С этими словами она, размахнувшись, больно ударила меня по лицу своей крупной рукой. Я покачнулась и, не удержавшись на ногах, упала руками прямо на разбитую игрушку. Я почувствовала, как осколки вонзились в ладони, и увидела, как оттуда быстрой струйкой засочилась кровь. Послышался крик Эллы, и я взглянула на неё: она вся дрожала и испуганно смотрела на меня. Заметив кровь на моих руках, она выбежала из комнаты.

– Я и подумать не могла, что тётя Эрна может быть таким злым человеком, – сказала в задумчивости Элла, когда мы несколько дней спустя сидели с ней в парке на нашем прежнем месте.

– Да, но мы разбили дорогой ей сувенир, который ей прислали из Америки, – подумав, сказала я.

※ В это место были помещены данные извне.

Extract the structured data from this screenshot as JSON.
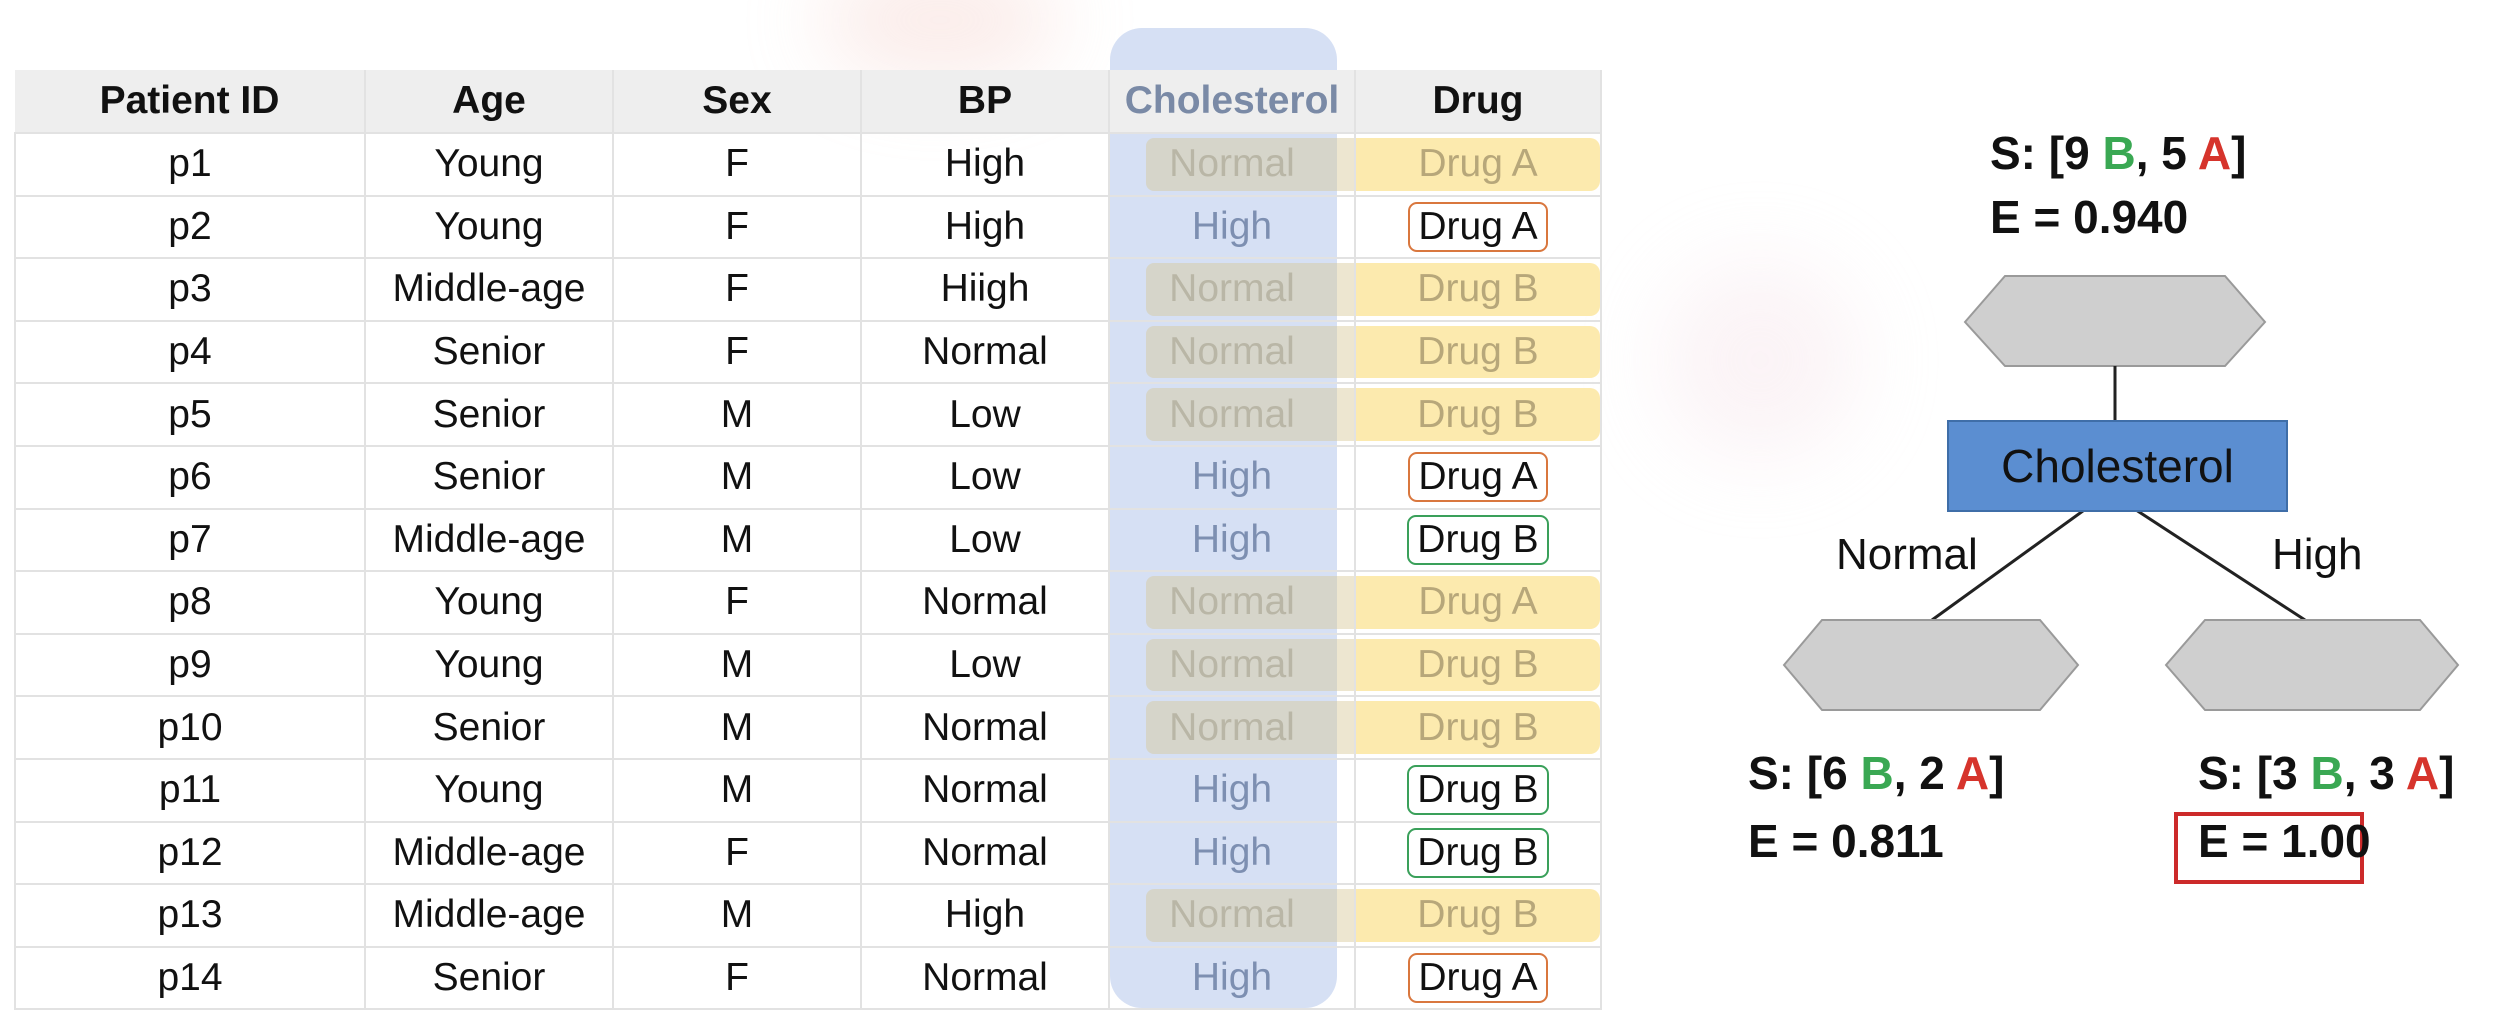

– Не понимаю, как ты можешь находить оправдание таким людям? – недоуменно посмотрев на меня, сказала дрогнувшим голосом Элла. – Ведь она с такой жестокостью толкнула тебя на разбитые стёкла, причём, как мне показалось, намеренно, потому что хотела сделать тебе больно. Я и представить себе не могла, с каким монстром вы живёте в одном доме. Как ты это всё терпишь? – спросила Элла, тяжело покачав головой и не ожидая ответа.

Глава III

Я всегда задавалась вопросом: что движет людьми? Что движет их поступками? Ответы, которые приходили мне в голову, как правило, были неоднозначны и противоречивы. Даже сейчас, когда размышляю над этой дилеммой, мне нередко приходят на ум воспоминания из моего детства. К сожалению, тётя Эрна, чей образ ярко запечатлелся в моей памяти, была далеко не единственным нашим жизненным испытанием. Появление новой фигуры, как правило, обозначается чем-то непредвиденным и неизвестным. Никогда не знаешь заранее, чего можно ожидать от неизвестного. Часто мы поддаёмся своему внутреннему голосу или порыву, иначе сказать, велению души, и человек, которого мы видим впервые, либо захватывает нас целиком и полностью, заставляя нас проявлять к нему неподдельный, но скрытый интерес, либо, наоборот, не вызывает у нас никакого любопытства, и всё исходит лишь от его внешних проявлений. Мы видим образ, всматриваемся в него, слышим голос человека, зрительно следим за мимикой и жестами. Но порой мы видим лишь то, что хотелось бы тому, за кем мы наблюдаем. Бывает же, наоборот, с виду строгий, вдумчивый и совершенно, на наш взгляд, безликий и неинтересный человек может оказаться по-настоящему искренним и совершенно неординарным для нас, захватив однажды наше внимание. Разве не так?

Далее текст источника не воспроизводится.